— Что ж тут распространяться, — говорил он. — Понимал, что иду на смертельный риск, но был твердо уверен: рука не дрогнет. И все обошлось хорошо. — Большими жилистыми руками Кравчинский опирался о край стола. — Однако на душе и сейчас гадко. Нелегко все-таки поднимать руку на человека, пусть даже и на шефа жандармов.
Многие из служивших могли ему возразить, потому что ненависть к самодержавию была сутью и главной целью всего их существования, однако сейчас на это никто не решился. Кравчинский был героем дня, посланцем отчизны, товарищей, которые остались там, в пекле, чтобы продолжать борьбу. В его лице сосредоточивалось далекое и такое недавнее прошлое, их думы и стремления, в нем — неспокойном, неугомонном, страстном — была частичка каждого из них, каждого, кто поступил бы именно так и не иначе. И по всей вероятности, чувствовал бы такие же угрызения совести.
Через несколько дней приехала из Сибири Любатович. Ольгу Спиридоновну царские власти разыскивали всюду, и повторный приговор, безусловно, был бы значительно суровее.
Любатович привезла письмо землевольцев с разъяснением мотивов новой эмиграции Кравчинского и его положения в партии вообще. В письме извещалось, что арестованный полицией Адриан Михайлов после продолжительного упорного молчания начал давать показания относительно убийства Мезенцева. Таким образом, Третьему отделению, видимо, известна уже и фамилия террориста.
Письмо предостерегало Кравчинского от самовольной попытки возвращения на родину, в нем подчеркивалось, что подобный шаг в данное время равносилен самоубийству.
Друзья обещали вызвать его сразу же, как только появится малейшая возможность.
Стало быть, снова ждать. Сколько? До каких пор? Когда появится эта «возможность»?.. Сергей внутренне корил себя за согласие выехать. Надо было рисковать до конца, может быть, на какое-то время и скрыться, но не за границу, не в эту набитую пестрым людом чужбину, где угнетало унылое однообразие.

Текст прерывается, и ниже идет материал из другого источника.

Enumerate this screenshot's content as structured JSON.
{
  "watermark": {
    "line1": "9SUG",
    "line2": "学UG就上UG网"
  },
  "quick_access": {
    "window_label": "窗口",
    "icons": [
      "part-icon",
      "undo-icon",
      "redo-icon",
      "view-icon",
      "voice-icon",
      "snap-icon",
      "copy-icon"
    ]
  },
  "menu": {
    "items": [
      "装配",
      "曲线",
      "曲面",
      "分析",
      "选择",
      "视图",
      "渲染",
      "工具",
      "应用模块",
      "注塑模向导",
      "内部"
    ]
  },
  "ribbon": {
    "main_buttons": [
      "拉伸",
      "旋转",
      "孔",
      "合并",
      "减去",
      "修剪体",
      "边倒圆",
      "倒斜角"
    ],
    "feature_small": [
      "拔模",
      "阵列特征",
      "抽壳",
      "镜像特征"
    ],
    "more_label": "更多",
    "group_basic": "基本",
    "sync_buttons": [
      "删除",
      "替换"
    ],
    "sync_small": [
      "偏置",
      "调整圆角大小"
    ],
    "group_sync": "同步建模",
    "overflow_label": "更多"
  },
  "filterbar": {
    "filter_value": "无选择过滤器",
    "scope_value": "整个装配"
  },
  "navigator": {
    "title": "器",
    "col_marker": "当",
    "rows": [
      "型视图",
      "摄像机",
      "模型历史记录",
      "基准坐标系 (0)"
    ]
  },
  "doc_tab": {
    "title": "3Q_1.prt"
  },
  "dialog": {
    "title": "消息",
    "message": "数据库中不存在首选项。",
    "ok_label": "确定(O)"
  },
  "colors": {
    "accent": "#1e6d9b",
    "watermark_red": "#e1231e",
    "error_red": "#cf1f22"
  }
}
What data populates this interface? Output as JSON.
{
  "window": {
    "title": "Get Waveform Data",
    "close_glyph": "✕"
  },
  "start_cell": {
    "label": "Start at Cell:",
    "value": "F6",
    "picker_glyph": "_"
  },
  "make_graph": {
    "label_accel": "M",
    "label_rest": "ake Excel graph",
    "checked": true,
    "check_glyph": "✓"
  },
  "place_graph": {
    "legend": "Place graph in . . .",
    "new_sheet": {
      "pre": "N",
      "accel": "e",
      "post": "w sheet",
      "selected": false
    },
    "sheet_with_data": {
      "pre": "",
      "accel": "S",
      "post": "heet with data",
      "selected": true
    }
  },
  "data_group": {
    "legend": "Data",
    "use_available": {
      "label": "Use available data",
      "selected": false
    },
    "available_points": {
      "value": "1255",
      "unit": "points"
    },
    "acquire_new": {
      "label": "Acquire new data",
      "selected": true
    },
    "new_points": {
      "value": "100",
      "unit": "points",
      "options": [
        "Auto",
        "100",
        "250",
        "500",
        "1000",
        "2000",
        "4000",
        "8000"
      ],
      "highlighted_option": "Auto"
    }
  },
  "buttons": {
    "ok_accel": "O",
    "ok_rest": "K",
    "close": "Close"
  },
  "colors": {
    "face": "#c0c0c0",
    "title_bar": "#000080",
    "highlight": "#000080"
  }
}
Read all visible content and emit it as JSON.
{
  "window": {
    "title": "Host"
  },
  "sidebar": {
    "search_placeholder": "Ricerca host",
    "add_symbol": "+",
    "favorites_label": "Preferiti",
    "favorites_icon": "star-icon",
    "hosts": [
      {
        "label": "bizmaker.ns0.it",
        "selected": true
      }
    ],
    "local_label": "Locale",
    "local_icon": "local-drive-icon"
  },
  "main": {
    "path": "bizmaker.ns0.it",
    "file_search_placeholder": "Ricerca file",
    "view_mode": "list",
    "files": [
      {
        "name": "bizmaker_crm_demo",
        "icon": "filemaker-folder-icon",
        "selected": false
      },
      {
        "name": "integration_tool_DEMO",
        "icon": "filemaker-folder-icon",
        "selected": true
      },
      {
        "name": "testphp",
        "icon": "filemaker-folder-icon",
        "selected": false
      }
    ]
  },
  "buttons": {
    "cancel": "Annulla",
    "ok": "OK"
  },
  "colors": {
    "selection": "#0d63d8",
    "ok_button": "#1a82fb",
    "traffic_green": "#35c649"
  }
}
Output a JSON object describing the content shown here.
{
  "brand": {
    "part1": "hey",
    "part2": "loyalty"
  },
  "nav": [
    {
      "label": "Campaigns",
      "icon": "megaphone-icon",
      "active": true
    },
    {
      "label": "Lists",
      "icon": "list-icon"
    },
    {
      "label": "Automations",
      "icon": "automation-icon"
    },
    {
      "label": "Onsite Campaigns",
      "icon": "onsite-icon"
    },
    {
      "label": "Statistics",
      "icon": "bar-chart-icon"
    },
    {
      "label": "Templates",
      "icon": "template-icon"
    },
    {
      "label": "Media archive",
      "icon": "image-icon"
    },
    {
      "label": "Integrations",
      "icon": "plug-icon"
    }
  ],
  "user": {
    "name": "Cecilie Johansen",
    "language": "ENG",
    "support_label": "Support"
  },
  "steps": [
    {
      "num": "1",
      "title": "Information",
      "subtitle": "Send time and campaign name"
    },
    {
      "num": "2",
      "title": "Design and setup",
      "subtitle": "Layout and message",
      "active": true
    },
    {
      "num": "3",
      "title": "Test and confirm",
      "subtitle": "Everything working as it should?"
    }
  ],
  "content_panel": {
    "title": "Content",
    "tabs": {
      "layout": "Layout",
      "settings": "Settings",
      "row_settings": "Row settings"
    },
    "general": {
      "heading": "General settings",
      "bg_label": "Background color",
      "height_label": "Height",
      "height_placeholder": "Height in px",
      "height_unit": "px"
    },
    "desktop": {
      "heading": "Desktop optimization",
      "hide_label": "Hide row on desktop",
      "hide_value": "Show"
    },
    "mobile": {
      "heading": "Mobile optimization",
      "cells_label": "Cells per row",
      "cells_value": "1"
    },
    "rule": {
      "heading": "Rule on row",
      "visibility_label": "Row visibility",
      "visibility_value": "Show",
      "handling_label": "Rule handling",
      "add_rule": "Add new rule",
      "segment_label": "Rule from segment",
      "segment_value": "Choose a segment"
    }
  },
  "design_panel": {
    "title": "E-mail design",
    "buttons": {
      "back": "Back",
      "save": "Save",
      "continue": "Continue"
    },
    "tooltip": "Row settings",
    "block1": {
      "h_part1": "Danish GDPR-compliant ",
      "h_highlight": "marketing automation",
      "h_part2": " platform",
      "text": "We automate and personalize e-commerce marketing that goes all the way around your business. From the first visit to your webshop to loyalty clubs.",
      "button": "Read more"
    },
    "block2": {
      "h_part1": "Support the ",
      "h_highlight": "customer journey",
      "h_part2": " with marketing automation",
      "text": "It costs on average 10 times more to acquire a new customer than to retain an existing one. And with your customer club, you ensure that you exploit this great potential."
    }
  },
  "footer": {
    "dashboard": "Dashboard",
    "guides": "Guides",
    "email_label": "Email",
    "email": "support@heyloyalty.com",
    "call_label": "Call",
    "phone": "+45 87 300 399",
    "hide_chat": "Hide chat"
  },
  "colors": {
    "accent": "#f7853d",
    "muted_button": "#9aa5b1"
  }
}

В его бурном воображении уже возникали планы возвращения на родину. Да, да, ему отсюда надо бежать. Пусть здесь и друзья, и соратники, но бежать, бежать...
Правда, и среди этих невыразительных будней были свои радости. Их приносили, главным образом, неожиданные встречи с давнишними знакомыми, с людьми совершенно новыми, радовали редкие визиты Анны Эпштейн, остановившейся в Берне, — через Анну шла вся его переписка с петербургскими друзьями, с Фанни. Жена писала, что тоскует, что ее жизнь без него стала бессмысленной, что ждет не дождется того дня, когда они встретятся...
Эпштейн советовала Сергею вызвать Фанни сюда.
— А жилье? Где она будет жить? — возражал Сергей. — В холодных этих каморках? И на какие средства?
— Фанни будет жить у меня, — убеждала Анна. — Не так уж и далеко. А деньги... В конце концов как-то перебьемся.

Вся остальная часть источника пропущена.